Posted by: Alex Russell | June 09, 2010 at 01:49 PM
I think Andrew McCarthy suffers from the bile fed to him at a young age by his father Charlie
More his uncle Joe.
Posted by: Mike Schilling | June 09, 2010 at 02:15 PM
As an aside, Eric -- thanks for the post title. I've spend the last two days hearing in my head The Band's Richard Manuel singing "Tears of Rage".
(There are some recordings one no longer needs to own, as the sounds are permanently graved in the mind.)
Posted by: joel hanes | June 09, 2010 at 02:21 PM
Yeah, I've listened to it on ye olde ipod no less than thrice since I posted this piece.
FWIW, the ear viruses affect me at least as much as anyone else. Self inflicted wounds, of course, but inflicted nonetheless.
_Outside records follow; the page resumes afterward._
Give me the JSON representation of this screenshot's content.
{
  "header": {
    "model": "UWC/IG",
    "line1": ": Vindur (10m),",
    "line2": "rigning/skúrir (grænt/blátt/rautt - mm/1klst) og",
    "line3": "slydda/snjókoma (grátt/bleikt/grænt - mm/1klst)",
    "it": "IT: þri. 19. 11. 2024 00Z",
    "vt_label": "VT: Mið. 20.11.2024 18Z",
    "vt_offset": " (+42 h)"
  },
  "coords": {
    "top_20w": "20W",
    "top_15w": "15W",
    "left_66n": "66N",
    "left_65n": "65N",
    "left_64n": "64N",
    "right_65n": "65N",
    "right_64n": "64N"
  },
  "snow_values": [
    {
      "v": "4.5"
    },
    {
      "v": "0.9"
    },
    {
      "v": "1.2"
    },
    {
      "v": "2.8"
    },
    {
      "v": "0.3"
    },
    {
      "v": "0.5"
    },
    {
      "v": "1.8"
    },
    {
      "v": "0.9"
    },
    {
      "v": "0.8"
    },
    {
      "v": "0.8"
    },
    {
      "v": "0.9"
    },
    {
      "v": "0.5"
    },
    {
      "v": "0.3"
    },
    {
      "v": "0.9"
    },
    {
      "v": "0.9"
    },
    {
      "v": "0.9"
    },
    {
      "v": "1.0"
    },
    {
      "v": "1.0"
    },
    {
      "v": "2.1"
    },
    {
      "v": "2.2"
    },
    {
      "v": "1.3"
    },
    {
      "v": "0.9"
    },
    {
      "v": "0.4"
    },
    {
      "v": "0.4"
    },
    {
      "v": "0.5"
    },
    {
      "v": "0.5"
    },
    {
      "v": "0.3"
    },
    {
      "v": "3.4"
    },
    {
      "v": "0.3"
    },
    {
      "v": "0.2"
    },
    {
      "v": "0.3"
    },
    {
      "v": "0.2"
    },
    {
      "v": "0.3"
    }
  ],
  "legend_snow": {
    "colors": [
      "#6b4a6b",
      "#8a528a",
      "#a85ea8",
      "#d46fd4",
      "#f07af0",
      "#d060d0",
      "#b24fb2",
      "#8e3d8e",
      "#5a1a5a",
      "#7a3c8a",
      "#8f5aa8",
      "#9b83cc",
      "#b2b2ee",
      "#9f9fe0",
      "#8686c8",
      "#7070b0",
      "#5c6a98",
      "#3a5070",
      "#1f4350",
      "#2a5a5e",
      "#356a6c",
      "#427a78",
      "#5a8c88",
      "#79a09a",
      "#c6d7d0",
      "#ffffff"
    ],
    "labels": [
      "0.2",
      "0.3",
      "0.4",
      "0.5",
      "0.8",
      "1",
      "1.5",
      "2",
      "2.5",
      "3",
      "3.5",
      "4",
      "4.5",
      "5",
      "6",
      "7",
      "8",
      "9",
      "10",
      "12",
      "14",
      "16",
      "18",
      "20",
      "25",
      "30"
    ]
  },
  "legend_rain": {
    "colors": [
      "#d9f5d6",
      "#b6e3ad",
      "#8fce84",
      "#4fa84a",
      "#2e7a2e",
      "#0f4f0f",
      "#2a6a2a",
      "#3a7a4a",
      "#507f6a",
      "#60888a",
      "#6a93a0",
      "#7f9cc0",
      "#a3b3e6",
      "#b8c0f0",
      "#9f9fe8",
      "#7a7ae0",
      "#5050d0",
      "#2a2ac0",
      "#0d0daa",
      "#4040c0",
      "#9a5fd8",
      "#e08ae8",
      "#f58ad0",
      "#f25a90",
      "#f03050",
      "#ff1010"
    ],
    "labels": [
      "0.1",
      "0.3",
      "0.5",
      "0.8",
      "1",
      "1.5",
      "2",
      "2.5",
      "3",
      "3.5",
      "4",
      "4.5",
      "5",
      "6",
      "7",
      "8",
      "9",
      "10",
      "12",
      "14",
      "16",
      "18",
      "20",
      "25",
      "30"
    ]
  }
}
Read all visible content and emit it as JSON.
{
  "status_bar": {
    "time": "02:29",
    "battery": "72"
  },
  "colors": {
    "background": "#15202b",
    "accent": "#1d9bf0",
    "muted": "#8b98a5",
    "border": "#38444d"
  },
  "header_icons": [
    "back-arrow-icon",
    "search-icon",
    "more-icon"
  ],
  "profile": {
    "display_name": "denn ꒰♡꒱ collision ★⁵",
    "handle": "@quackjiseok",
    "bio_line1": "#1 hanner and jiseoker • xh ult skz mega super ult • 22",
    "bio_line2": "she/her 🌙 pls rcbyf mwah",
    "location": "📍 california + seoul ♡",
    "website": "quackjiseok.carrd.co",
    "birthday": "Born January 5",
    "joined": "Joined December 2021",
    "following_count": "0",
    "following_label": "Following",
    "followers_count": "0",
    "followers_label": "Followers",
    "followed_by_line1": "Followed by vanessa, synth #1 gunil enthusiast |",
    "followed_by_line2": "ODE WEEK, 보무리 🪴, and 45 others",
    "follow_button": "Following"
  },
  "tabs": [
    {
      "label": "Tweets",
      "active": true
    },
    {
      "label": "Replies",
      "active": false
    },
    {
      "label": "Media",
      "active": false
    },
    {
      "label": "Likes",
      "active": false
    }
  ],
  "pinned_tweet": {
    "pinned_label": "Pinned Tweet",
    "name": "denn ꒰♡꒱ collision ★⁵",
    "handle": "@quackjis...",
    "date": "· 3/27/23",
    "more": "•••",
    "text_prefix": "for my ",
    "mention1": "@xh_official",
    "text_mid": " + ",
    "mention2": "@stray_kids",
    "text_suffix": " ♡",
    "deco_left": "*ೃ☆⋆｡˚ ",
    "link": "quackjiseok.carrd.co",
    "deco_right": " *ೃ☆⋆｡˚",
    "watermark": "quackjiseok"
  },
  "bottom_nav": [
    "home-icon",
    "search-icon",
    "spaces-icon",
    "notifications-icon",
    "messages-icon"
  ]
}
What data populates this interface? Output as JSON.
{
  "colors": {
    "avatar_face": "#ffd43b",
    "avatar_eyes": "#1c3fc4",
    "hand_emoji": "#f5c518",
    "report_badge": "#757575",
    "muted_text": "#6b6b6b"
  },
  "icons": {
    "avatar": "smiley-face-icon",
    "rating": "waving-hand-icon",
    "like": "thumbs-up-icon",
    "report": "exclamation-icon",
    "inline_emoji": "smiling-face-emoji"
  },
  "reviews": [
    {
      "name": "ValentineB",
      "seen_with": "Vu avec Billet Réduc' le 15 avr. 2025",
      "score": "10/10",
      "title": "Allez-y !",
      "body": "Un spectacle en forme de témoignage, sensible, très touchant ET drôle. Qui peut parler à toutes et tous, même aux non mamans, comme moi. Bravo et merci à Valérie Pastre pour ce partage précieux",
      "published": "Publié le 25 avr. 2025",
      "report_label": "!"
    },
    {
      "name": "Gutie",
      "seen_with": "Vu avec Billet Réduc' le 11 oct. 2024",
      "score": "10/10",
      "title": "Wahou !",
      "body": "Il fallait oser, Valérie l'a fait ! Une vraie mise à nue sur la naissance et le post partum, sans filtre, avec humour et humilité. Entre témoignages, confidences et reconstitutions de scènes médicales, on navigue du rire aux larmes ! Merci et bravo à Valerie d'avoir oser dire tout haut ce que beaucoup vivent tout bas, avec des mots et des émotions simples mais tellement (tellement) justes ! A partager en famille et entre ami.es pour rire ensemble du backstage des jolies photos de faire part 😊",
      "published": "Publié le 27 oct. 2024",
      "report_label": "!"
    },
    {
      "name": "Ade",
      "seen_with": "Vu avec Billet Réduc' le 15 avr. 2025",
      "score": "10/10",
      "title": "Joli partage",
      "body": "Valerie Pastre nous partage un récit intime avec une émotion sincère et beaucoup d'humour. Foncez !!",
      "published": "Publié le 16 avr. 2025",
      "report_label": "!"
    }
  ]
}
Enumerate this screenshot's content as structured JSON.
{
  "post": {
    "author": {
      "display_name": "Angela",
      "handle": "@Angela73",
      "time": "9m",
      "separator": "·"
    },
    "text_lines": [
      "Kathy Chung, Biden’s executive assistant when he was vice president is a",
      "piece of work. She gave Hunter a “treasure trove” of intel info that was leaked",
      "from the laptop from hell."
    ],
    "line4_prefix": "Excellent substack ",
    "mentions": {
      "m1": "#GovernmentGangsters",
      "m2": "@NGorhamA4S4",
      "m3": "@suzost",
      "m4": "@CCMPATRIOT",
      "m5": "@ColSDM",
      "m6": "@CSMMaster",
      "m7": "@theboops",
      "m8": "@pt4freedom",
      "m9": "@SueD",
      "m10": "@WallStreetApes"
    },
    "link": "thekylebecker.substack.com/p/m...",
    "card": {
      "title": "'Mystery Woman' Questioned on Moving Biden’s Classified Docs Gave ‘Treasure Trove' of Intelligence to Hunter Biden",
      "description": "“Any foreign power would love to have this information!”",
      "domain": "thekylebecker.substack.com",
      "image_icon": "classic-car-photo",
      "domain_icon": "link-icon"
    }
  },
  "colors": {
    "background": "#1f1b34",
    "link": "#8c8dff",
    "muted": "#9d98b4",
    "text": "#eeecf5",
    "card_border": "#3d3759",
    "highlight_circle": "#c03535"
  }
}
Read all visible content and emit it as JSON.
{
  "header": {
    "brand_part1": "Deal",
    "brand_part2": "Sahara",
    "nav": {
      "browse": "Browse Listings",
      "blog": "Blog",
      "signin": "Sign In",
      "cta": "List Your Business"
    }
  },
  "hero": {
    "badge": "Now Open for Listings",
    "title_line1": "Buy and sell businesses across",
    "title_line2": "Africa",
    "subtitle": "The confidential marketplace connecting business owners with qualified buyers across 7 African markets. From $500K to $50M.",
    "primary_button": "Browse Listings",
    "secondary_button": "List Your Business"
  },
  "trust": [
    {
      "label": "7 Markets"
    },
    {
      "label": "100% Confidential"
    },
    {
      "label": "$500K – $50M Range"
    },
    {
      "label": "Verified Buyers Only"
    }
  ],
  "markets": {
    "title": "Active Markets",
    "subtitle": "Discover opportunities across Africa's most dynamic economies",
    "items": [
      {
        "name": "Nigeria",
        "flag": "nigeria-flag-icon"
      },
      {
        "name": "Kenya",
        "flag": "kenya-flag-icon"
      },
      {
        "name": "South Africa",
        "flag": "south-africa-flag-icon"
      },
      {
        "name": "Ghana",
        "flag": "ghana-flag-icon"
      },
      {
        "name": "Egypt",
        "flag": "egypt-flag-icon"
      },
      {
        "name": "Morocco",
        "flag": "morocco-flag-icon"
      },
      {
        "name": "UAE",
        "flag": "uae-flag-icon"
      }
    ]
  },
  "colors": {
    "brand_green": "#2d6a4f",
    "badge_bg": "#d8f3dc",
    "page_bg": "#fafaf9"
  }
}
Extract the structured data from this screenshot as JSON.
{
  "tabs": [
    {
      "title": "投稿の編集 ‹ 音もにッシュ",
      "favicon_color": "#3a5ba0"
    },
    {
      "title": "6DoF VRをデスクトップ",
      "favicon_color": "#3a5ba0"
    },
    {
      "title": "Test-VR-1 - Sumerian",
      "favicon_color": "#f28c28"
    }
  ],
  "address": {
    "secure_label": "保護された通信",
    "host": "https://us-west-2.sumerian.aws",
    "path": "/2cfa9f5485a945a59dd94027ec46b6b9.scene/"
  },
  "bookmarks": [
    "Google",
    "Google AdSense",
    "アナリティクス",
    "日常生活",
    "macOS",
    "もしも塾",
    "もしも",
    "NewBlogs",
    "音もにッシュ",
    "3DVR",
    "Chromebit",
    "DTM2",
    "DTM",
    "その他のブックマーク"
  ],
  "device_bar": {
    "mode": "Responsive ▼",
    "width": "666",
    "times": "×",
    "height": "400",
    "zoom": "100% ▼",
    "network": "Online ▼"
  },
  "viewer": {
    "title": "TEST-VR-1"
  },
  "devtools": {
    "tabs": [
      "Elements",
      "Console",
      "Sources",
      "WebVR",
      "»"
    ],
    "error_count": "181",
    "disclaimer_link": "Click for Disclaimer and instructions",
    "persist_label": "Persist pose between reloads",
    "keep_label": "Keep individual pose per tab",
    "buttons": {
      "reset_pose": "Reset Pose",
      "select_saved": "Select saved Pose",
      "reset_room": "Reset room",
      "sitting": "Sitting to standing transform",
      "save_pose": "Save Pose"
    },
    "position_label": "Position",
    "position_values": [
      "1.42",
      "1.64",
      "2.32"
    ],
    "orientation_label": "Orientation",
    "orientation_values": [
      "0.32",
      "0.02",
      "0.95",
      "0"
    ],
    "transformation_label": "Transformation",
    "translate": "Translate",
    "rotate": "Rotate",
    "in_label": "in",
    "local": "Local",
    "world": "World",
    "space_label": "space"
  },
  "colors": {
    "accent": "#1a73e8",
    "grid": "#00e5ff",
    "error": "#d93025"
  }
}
But yeah, that is a great song. From a great record. By a great band. Who are great.
Posted by: Eric Martin | June 09, 2010 at 02:24 PM
Why does John Thullen hate goats?
Posted by: xanax | June 09, 2010 at 02:44 PM
Thank you for this. I've been following him for a while on NRO and he is as bad as it gets, but this book takes it to a whole new level.
Disgraceful.
Posted by: South Florida Lawyers | June 09, 2010 at 03:38 PM
When 40,000 unsold copies go back to the publisher, I hope they at least recycle the paper.
Oh, they'll sell. Right wing organizations buy these sorts of books by the truckload. One reason is to artificially jack up the sales figures on the best-seller lists.